Root Causes of Poverty
To better deal with the problem of poverty first we need to understand its causes. The reasons for poverty can generally be divided into individual factors — such as certain behaviors and life choices — and structural factors beyond the control of individuals, such as the economy. There is much debate about whether personal or external factors are the main reason Americans live in poverty today.
It is important to acknowledge the role certain behaviors and life choices play in a person’s likelihood of entering or remaining in poverty as there are innumerable examples of Americans overcoming the disadvantages that often lead to poverty.
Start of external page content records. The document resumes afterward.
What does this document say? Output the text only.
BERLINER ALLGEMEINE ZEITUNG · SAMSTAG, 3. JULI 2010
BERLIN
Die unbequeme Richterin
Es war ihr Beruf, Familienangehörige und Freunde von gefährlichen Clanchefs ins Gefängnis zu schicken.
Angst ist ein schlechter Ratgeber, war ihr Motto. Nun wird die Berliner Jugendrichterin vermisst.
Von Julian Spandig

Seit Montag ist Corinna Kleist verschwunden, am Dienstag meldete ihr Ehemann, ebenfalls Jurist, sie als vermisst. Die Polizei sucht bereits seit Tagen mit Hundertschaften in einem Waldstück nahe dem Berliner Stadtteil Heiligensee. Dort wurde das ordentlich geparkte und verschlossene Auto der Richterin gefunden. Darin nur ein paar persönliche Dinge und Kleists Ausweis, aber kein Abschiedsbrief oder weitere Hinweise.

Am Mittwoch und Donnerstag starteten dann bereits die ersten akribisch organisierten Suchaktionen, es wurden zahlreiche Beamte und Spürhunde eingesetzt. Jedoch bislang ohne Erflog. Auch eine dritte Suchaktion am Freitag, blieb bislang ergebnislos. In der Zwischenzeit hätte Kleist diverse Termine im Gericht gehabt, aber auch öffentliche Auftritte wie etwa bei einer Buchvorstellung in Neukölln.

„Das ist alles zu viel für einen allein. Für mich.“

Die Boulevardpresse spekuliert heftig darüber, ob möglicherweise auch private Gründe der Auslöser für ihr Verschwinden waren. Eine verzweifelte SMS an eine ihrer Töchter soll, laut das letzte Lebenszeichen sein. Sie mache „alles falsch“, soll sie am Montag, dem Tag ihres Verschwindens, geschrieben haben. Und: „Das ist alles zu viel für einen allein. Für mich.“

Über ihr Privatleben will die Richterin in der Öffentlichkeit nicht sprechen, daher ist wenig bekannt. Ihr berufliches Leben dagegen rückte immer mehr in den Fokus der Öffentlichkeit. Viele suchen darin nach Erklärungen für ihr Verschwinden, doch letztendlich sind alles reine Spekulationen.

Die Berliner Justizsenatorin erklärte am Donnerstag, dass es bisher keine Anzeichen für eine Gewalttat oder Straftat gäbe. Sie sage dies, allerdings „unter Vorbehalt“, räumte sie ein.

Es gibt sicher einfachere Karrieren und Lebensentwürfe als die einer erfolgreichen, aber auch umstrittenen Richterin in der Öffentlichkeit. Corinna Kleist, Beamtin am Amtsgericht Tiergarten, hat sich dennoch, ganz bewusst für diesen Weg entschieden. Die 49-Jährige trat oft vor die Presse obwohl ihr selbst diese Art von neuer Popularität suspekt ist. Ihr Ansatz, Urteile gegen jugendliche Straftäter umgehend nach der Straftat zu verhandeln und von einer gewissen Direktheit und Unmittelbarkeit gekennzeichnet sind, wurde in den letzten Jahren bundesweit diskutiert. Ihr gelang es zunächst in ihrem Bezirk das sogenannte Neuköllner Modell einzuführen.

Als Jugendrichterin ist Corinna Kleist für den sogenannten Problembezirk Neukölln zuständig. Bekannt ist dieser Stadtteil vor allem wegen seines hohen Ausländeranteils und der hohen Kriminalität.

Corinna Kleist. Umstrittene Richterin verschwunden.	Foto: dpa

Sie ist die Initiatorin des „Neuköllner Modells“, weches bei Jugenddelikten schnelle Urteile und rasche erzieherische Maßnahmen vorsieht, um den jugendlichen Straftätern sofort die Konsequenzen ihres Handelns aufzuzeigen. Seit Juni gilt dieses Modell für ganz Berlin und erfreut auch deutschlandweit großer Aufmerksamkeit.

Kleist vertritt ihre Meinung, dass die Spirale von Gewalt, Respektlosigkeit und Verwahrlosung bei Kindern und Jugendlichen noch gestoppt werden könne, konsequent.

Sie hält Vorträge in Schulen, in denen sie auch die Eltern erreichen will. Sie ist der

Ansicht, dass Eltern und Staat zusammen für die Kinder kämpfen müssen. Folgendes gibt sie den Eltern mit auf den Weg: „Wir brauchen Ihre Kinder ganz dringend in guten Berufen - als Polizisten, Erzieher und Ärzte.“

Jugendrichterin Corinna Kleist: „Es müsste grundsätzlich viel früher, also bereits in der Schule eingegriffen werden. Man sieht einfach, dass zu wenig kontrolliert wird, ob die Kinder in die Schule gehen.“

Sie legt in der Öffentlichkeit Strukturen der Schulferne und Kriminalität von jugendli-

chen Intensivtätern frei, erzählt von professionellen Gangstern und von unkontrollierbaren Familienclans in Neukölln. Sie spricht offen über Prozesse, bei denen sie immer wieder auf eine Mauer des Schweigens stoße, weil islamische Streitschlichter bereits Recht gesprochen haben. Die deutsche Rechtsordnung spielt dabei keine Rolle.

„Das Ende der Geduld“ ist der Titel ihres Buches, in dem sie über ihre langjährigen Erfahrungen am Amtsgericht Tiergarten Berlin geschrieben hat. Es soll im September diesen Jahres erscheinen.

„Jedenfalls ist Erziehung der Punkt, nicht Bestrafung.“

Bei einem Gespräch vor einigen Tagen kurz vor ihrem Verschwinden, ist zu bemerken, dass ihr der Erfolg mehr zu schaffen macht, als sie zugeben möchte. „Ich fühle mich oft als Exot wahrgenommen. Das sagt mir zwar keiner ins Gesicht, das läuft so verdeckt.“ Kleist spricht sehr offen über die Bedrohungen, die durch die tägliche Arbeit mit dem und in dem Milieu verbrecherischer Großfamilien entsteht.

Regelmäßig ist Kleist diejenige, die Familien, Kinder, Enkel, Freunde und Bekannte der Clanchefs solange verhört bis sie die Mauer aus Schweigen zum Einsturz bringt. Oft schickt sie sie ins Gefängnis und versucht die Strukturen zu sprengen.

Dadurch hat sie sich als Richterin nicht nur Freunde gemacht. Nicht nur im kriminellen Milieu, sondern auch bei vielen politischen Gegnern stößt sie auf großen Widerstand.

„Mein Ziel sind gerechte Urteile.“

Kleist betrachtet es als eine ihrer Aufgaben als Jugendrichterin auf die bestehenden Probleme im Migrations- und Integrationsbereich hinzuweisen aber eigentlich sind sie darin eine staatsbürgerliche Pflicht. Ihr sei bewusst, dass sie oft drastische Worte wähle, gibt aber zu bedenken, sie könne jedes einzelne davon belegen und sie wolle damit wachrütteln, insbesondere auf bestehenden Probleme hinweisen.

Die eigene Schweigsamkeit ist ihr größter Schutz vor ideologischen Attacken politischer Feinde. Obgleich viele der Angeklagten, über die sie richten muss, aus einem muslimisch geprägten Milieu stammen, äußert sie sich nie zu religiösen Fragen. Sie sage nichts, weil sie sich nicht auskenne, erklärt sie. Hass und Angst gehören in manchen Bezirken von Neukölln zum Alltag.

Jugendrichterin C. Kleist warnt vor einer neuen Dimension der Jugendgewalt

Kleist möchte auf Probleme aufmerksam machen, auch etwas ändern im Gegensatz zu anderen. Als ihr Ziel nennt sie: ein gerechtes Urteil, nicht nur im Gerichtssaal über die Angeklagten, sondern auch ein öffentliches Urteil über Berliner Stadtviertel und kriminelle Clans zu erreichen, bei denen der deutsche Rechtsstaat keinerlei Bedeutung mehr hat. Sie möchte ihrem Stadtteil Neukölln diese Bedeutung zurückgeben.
But individual choices alone cannot explain the level of material deprivation in America today. Compared to previous generations, upward income mobility today is becoming increasingly less common, and in some areas it is close to zero. According to recent research on intergenerational mobility, the percentage of children who earn more than their parents is down from approximately 90% of children born in 1940 to roughly 50% of children born in the 1980s.
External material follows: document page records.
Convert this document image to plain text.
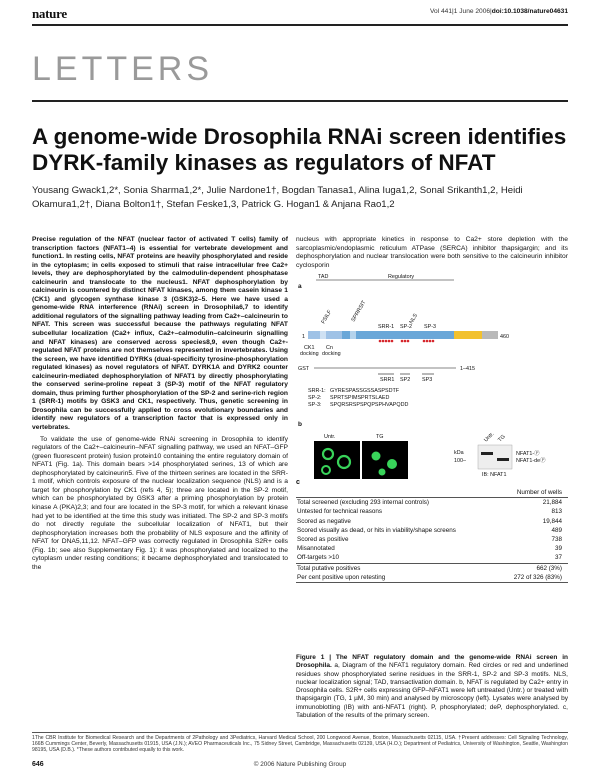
nature	Vol 441|1 June 2006|doi:10.1038/nature04631
LETTERS
A genome-wide Drosophila RNAi screen identifies DYRK-family kinases as regulators of NFAT
Yousang Gwack1,2*, Sonia Sharma1,2*, Julie Nardone1†, Bogdan Tanasa1, Alina Iuga1,2, Sonal Srikanth1,2, Heidi Okamura1,2†, Diana Bolton1†, Stefan Feske1,3, Patrick G. Hogan1 & Anjana Rao1,2

Precise regulation of the NFAT (nuclear factor of activated T cells) family of transcription factors (NFAT1–4) is essential for vertebrate development and function1. In resting cells, NFAT proteins are heavily phosphorylated and reside in the cytoplasm; in cells exposed to stimuli that raise intracellular free Ca2+ levels, they are dephosphorylated by the calmodulin-dependent phosphatase calcineurin and translocate to the nucleus1. NFAT dephosphorylation by calcineurin is countered by distinct NFAT kinases, among them casein kinase 1 (CK1) and glycogen synthase kinase 3 (GSK3)2–5. Here we have used a genome-wide RNA interference (RNAi) screen in Drosophila6,7 to identify additional regulators of the signalling pathway leading from Ca2+–calcineurin to NFAT. This screen was successful because the pathways regulating NFAT subcellular localization (Ca2+ influx, Ca2+–calmodulin–calcineurin signalling and NFAT kinases) are conserved across species8,9, even though Ca2+-regulated NFAT proteins are not themselves represented in invertebrates. Using the screen, we have identified DYRKs (dual-specificity tyrosine-phosphorylation regulated kinases) as novel regulators of NFAT. DYRK1A and DYRK2 counter calcineurin-mediated dephosphorylation of NFAT1 by directly phosphorylating the conserved serine-proline repeat 3 (SP-3) motif of the NFAT regulatory domain, thus priming further phosphorylation of the SP-2 and serine-rich region 1 (SRR-1) motifs by GSK3 and CK1, respectively. Thus, genetic screening in Drosophila can be successfully applied to cross evolutionary boundaries and identify new regulators of a transcription factor that is expressed only in vertebrates.

To validate the use of genome-wide RNAi screening in Drosophila to identify regulators of the Ca2+–calcineurin–NFAT signalling pathway, we used an NFAT–GFP (green fluorescent protein) fusion protein10 containing the entire regulatory domain of NFAT1 (Fig. 1a). This domain bears >14 phosphorylated serines, 13 of which are dephosphorylated by calcineurin5. Five of the thirteen serines are located in the SRR-1 motif, which controls exposure of the nuclear localization sequence (NLS) and is a target for phosphorylation by CK1 (refs 4, 5); three are located in the SP-2 motif, which can be phosphorylated by GSK3 after a priming phosphorylation by protein kinase A (PKA)2,3; and four are located in the SP-3 motif, for which a relevant kinase had yet to be identified at the time this study was initiated. The SP-2 and SP-3 motifs do not directly regulate the subcellular localization of NFAT1, but their dephosphorylation increases both the probability of NLS exposure and the affinity of NFAT for DNA5,11,12. NFAT–GFP was correctly regulated in Drosophila S2R+ cells (Fig. 1b; see also Supplementary Fig. 1): it was phosphorylated and localized to the cytoplasm under resting conditions; it became dephosphorylated and translocated to the

nucleus with appropriate kinetics in response to Ca2+ store depletion with the sarcoplasmic/endoplasmic reticulum ATPase (SERCA) inhibitor thapsigargin; and its dephosphorylation and nuclear translocation were both sensitive to the calcineurin inhibitor cyclosporin
a
TAD	Regulatory
FSILF	SPRRSIT
SRR-1
NLS
SP-2 SP-3
1	460
CK1
docking
Cn
docking
GST	1–415
SRR1 SP2 SP3
SRR-1: GYRESPASSGSSASPSDTF
SP-2: SPRTSPIMSPRTSLAED
SP-3: SPQRSRSPSPQPSPHVAPQDD
b
Untr.	TG	Untr. TG
kDa
100–
NFAT1-Ⓟ
NFAT1-deⓅ
IB: NFAT1
c
	Number of wells
Total screened (excluding 293 internal controls)	21,884
Untested for technical reasons	813
Scored as negative	19,844
Scored visually as dead, or hits in viability/shape screens	489
Scored as positive	738
Misannotated	39
Off-targets >10	37
Total putative positives	662 (3%)
Per cent positive upon retesting	272 of 326 (83%)
Figure 1 | The NFAT regulatory domain and the genome-wide RNAi screen in Drosophila. a, Diagram of the NFAT1 regulatory domain. Red circles or red and underlined residues show phosphorylated serine residues in the SRR-1, SP-2 and SP-3 motifs. NLS, nuclear localization signal; TAD, transactivation domain. b, NFAT is regulated by Ca2+ entry in Drosophila cells. S2R+ cells expressing GFP–NFAT1 were left untreated (Untr.) or treated with thapsigargin (TG, 1 µM, 30 min) and analysed by microscopy (left). Lysates were analysed by immunoblotting (IB) with anti-NFAT1 (right). P, phosphorylated; deP, dephosphorylated. c, Tabulation of the results of the primary screen.
1The CBR Institute for Biomedical Research and the Departments of 2Pathology and 3Pediatrics, Harvard Medical School, 200 Longwood Avenue, Boston, Massachusetts 02115, USA. †Present addresses: Cell Signaling Technology, 166B Cummings Center, Beverly, Massachusetts 01915, USA (J.N.); AVEO Pharmaceuticals Inc., 75 Sidney Street, Cambridge, Massachusetts 02139, USA (H.O.); Department of Pediatrics, University of Washington, Seattle, Washington 98195, USA (D.B.). *These authors contributed equally to this work.
© 2006 Nature Publishing Group
646
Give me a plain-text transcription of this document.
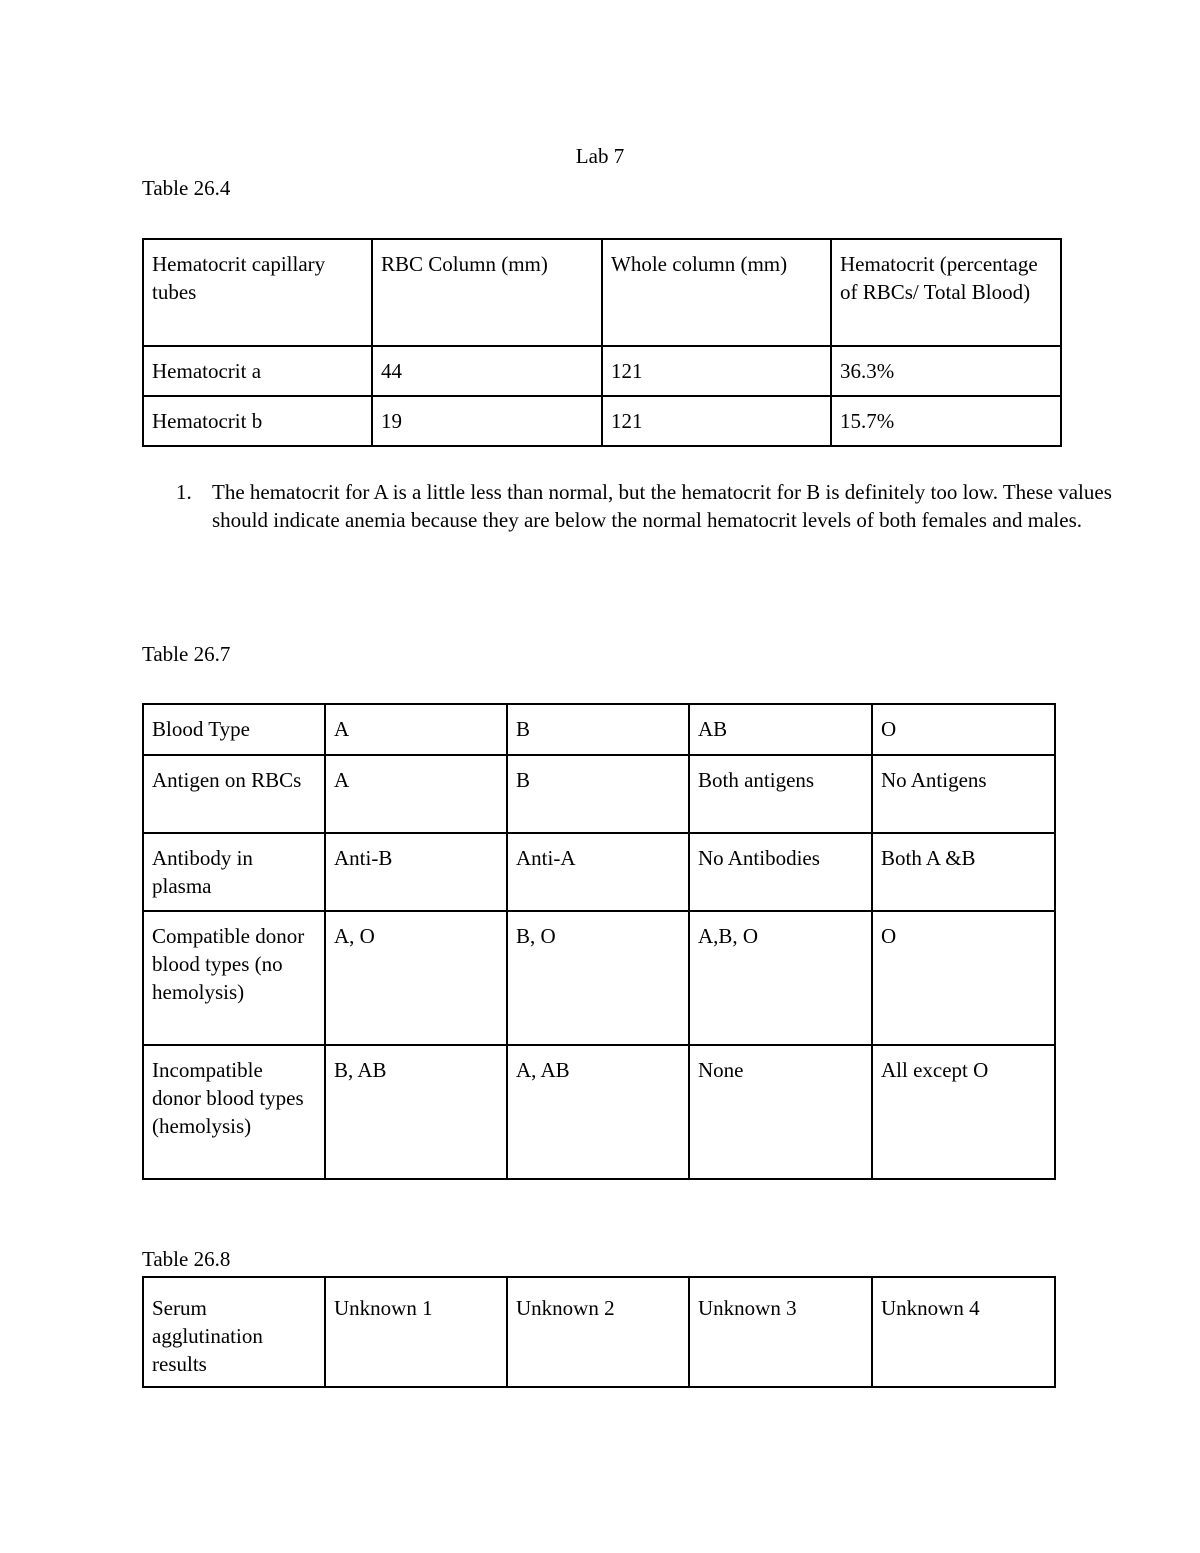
Lab 7
Table 26.4
Hematocrit capillary tubes	RBC Column (mm)	Whole column (mm)	Hematocrit (percentage of RBCs/ Total Blood)
Hematocrit a	44	121	36.3%
Hematocrit b	19	121	15.7%
1. The hematocrit for A is a little less than normal, but the hematocrit for B is definitely too low. These values should indicate anemia because they are below the normal hematocrit levels of both females and males.
Table 26.7
Blood Type	A	B	AB	O
Antigen on RBCs	A	B	Both antigens	No Antigens
Antibody in plasma	Anti-B	Anti-A	No Antibodies	Both A &B
Compatible donor blood types (no hemolysis)	A, O	B, O	A,B, O	O
Incompatible donor blood types (hemolysis)	B, AB	A, AB	None	All except O
Table 26.8
Serum agglutination results	Unknown 1	Unknown 2	Unknown 3	Unknown 4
Upward mobility is easier to achieve when segregation and inequality are low, when the school system is of higher quality, and young people are supported to obtain an education. These have all worsened or changed, however, due largely to widening gaps in income and community resources.
Richard Rothstein, a senior researcher and segregation expert at the Economic Policy Institute, has in his analyses of socioeconomic disparities shown that groups with greater disadvantage will necessarily have lower average educational achievement than more affluent groups.
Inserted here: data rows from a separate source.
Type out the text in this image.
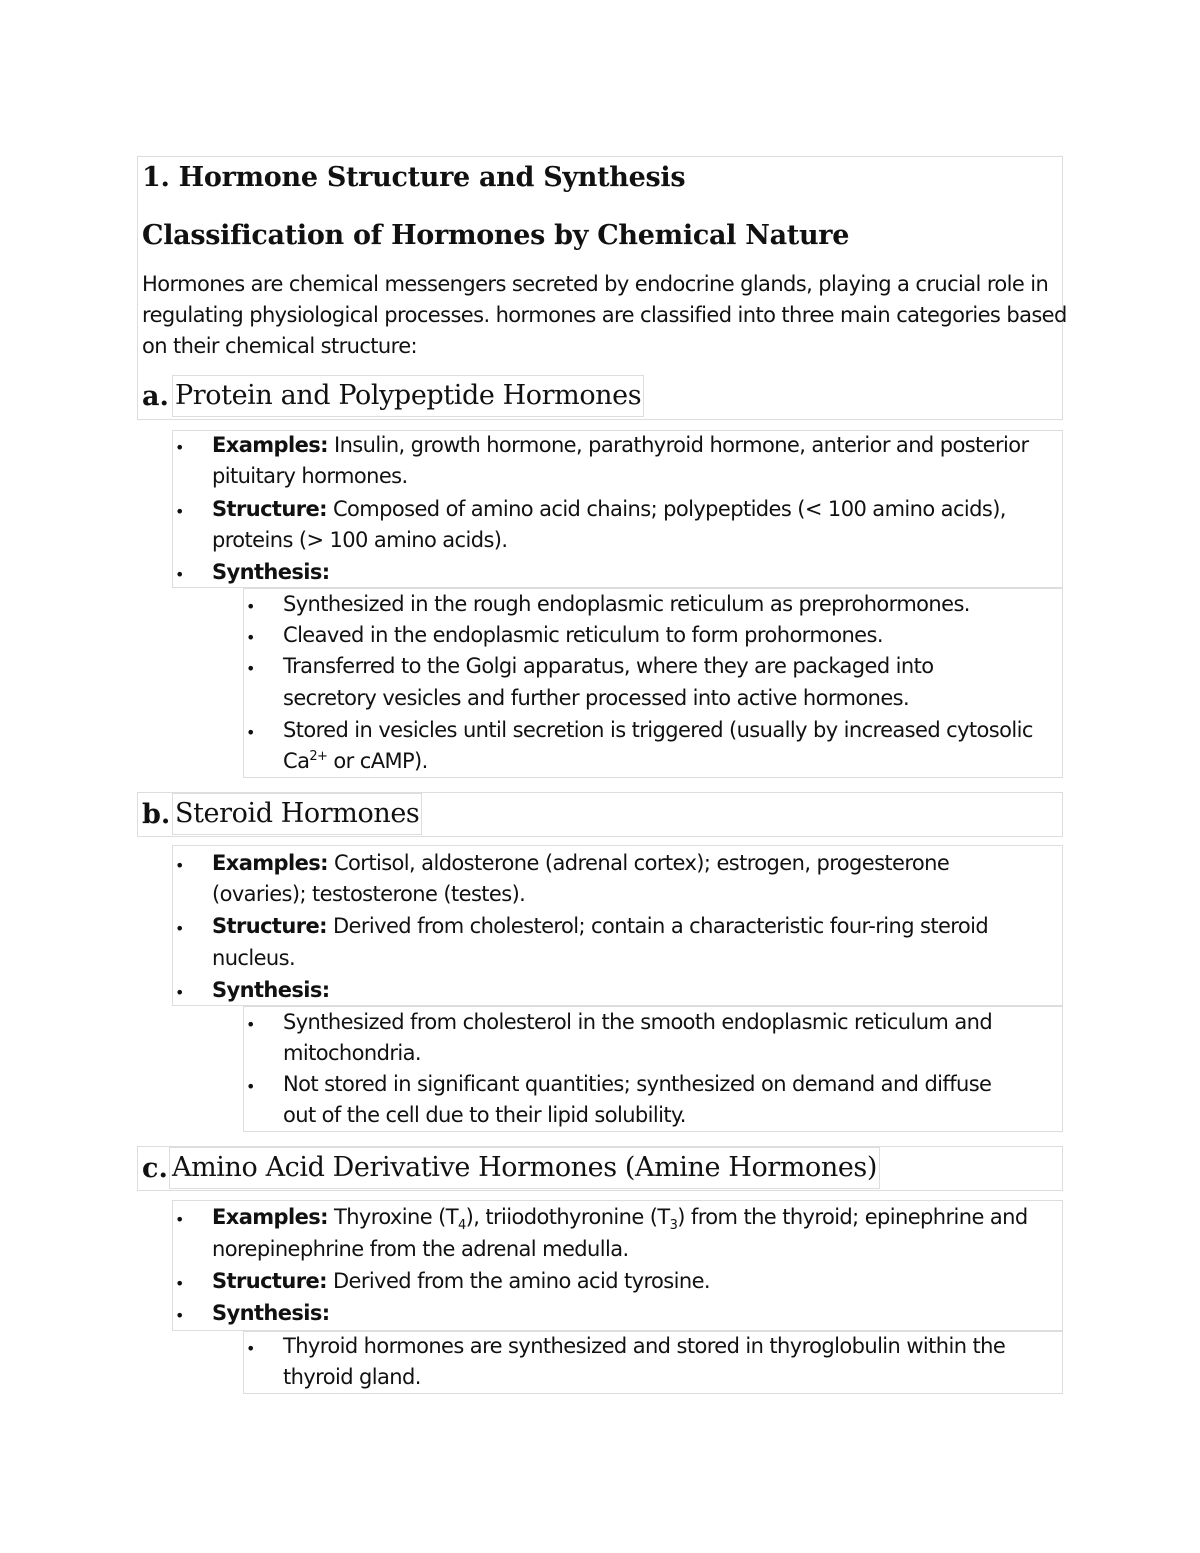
1. Hormone Structure and Synthesis
Classification of Hormones by Chemical Nature
Hormones are chemical messengers secreted by endocrine glands, playing a crucial role in regulating physiological processes. hormones are classified into three main categories based on their chemical structure:
a. Protein and Polypeptide Hormones
• Examples: Insulin, growth hormone, parathyroid hormone, anterior and posterior
pituitary hormones.
• Structure: Composed of amino acid chains; polypeptides (< 100 amino acids),
proteins (> 100 amino acids).
• Synthesis:
• Synthesized in the rough endoplasmic reticulum as preprohormones.
• Cleaved in the endoplasmic reticulum to form prohormones.
• Transferred to the Golgi apparatus, where they are packaged into
secretory vesicles and further processed into active hormones.
• Stored in vesicles until secretion is triggered (usually by increased cytosolic
$Ca^{2+}$ or cAMP).
b. Steroid Hormones
• Examples: Cortisol, aldosterone (adrenal cortex); estrogen, progesterone
(ovaries); testosterone (testes).
• Structure: Derived from cholesterol; contain a characteristic four-ring steroid
nucleus.
• Synthesis:
• Synthesized from cholesterol in the smooth endoplasmic reticulum and
mitochondria.
• Not stored in significant quantities; synthesized on demand and diffuse
out of the cell due to their lipid solubility.
c. Amino Acid Derivative Hormones (Amine Hormones)
• Examples: Thyroxine $(T_4)$, triiodothyronine $(T_3)$ from the thyroid; epinephrine and
norepinephrine from the adrenal medulla.
• Structure: Derived from the amino acid tyrosine.
• Synthesis:
• Thyroid hormones are synthesized and stored in thyroglobulin within the
thyroid gland.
A lack of health insurance, low-weight births, fewer preventive doctor visits, school absences, frequent moves and school switches, greater exposure to crime and drug use, job layoffs, financial distress, and a host of other factors are more common in low-income communities and contribute to worse outcomes for children in school as well as for adults who may be trying to improve their standards of living.
In such communities, the impact of structural factors is clear due to the failure of individual choices to remedy a family’s economic precarity, according to Tim Smeeding, Lee Rainwater distinguished professor of Public Affairs and Economics at the University of Wisconsin’s LaFollette School of Public Affairs. In an email to 24/7 Wall St. Smeeding added, “The combination of low wages and intermittent work, especially amongst single parents, most of whom are working to some degree won’t by themselves bring the family from poverty.”
Scheduling changes, need for child care, unexpected expenses such as a high medical bill or sudden losses of income, as well as simply the characteristics of where a person was born, also contribute to the problem of poverty in the United States.
While some areas have unbroken histories of economic disadvantage, there are new areas, notably in the nation’s once economically vibrant industrial hubs, where the chance of obtaining a decent standard of living has fallen precipitously.
Places like Dayton, Ohio; Gary, Indiana; Detroit, Michigan, and other former industry hubs and innovation centers had broad based prosperity during the 1930s to 1970s. More patents were recorded per capita in Dayton — the city where the Wright Brothers started working on bicycles — during that time than any other U.S. city.
Today, Dayton has a 30.7% poverty rate and is struggling with an opioid epidemic. Officials of Montgomery County, which contains Dayton, estimated that Ohio as a whole would see 10,000 overdoses by the end of 2017.